[PATCH 0/5] dm: Initial work on a device mapper
Jan Lübbe
jlu at pengutronix.de
Wed Sep 3 00:05:54 PDT 2025
On Tue, 2025-09-02 at 15:01 +0200, Tobias Waldekranz wrote:
> > > > I hope someone (maybe me instead of talking) should do fault injection
> > > > in QEMU or using kernel APIs and see how broken it can get.
> > >
> > > That would be great. Doing it at the VM layer seems very hard, at least
> > > if you want something deterministic. In the kernel though, it should be
> > > easier to know when a filesystem is in an inconsistent state, and inject
> > > the errors at that point.
> >
> > Ack.
> >
> > > > they also support XBOOTLDR partitions? At least in barebox, you should
> > > > be able to just assign the rootfs partition of the Infix OS the XBOOTLDR
> > > > partition Type UUID to have barebox automatically look for the
> > > > bootloader
> > > > spec entries there.
> > >
> > > They do support that, yes. However, but that would mean that we could
> > > not use the DPS/DDI partition types that would allow for discovery of
> > > verity data/signature etc.
> >
> > I haven't read the spec in full, but after a discussion with Jan (Cc'd),
> > we had an unanswered question about the root verity partition:
> >
> > "Contains dm-verity integrity hash data for the matching root partition.
> > If this feature is used the partition UUID of the root partition should
> > be the first 128 bits of the root hash of the dm-verity hash data, and
> > the partition UUID of this dm-verity partition should be the final 128
> > bits of it, so that the root partition and its Verity partition can be
> > discovered easily, simply by specifying the root hash."
> >
> > Now a UUID is only 128 bits and the partition UUID is supposed to be
> > unique, so splitting a 256 bit hash over two partitions UUIDs means that
> > in an A/B setup, we can end up with duplicate partition UUIDs if the
> > same update bundle is installed twice.
> >
> > - A and B root partition are identical
> > - A and B verity super block are identical
> >
> > When updating this may prove to be problematic: The system will start up
> > normally (partitions are identical), but when flashing the update, how
> > would the updater easily find out which is the inactive partition that
> > it should write to..?
>
> That was a question I had as well.

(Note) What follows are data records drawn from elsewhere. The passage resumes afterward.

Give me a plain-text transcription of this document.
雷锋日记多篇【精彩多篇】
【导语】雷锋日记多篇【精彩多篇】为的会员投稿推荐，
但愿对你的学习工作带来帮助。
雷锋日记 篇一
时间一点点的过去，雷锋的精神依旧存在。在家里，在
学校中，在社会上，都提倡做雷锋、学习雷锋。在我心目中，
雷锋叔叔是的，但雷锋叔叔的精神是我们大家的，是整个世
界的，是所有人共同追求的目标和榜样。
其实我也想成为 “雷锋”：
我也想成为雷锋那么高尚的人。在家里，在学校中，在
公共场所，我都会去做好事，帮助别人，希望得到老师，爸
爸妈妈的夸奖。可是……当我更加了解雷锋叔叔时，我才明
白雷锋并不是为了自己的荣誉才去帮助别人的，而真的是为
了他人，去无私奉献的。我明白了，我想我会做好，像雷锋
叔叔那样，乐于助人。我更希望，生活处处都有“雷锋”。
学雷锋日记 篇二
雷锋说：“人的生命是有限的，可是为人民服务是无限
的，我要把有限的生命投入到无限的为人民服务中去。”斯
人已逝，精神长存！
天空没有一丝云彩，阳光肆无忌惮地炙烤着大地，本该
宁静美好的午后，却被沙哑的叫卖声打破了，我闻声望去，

My conclusion, given how they think
> about blspec entries only existing on ESP/XBOOTLDR with split
> rootfs/kernel etc., is that they are not designing for the kinds of
> systems that you and I typically target.
>
> > > This is my plan forward as well. We're using the syslinux-flavor of the
> > > same idea at the moment. I like barebox's relaxation of the standard to
> > > allow for locating boot entries outside of ESP/XBOOTLDR, without which
> > > we would be back at the split-rootfs-and-kernel problem. Have you
> > > thought about making this case to the UAPI group to amend the spec?
> >
> > I tried to get linux-appendroot upstreamed as first step, but haven't
> > been too successful so far:
> > https://github.com/uapi-group/specifications/pull/136
>
> Oh wow, the x86 is strong in this one.
>
> Unfortunately I think this is in line with my hunch about the gamut of
> systems on their radar not including our domain (embedded+immutable).
Image-based/immutable systems are very much in their focus:
https://uapi-group.org/docs/
There is a strong preference for UEFI, though, as they see it as the only viable
path to a standardized interface between bootloader and kernel.
That create some tension in areas where some parts of their specs are also very
useful for vertically integrated systems like the ones we build (and with often
don't use UEFI).
> > > Yeah I noticed that, _very_ useful. For Infix, if we end up going with
> > > LVM, I suspect we won't be able to send all of that info along with the
> > > commandline, and will end up needing to figure that out (again) in an
> > > initramfs - but for most cases I think it would work really well!
> >
> > Ah, didn't think of LVM. If mix-and-match is no problem for you, then
> > doing it in the initramfs is a workable solution of course.
>
> I definitely want to avoid mix-and-matching between kernel and
> rootfs. My idea was that barebox could still pass the partition UUID and
> the root hash to the kernel, then the (very small) initramfs would just:
>
> 1. Run some LVM probing to find and setup the volume with that UUID
> 2. Run verity setup on the it with the (already signature-checked) root
> hash
> 3. pivot_root
>
> Maybe this is more trouble than its worth, still not sure.
>
> I just seems strange to me that this is fairly common on setups with raw
> flash (via UBI volumes), but for some reason it is never used (at least
> to my knowledge) on systems with managed flash.
With A/B partitions I find it simpler and less error prone to avoid scanning and
just pass the fixed device names already known to the bootloader.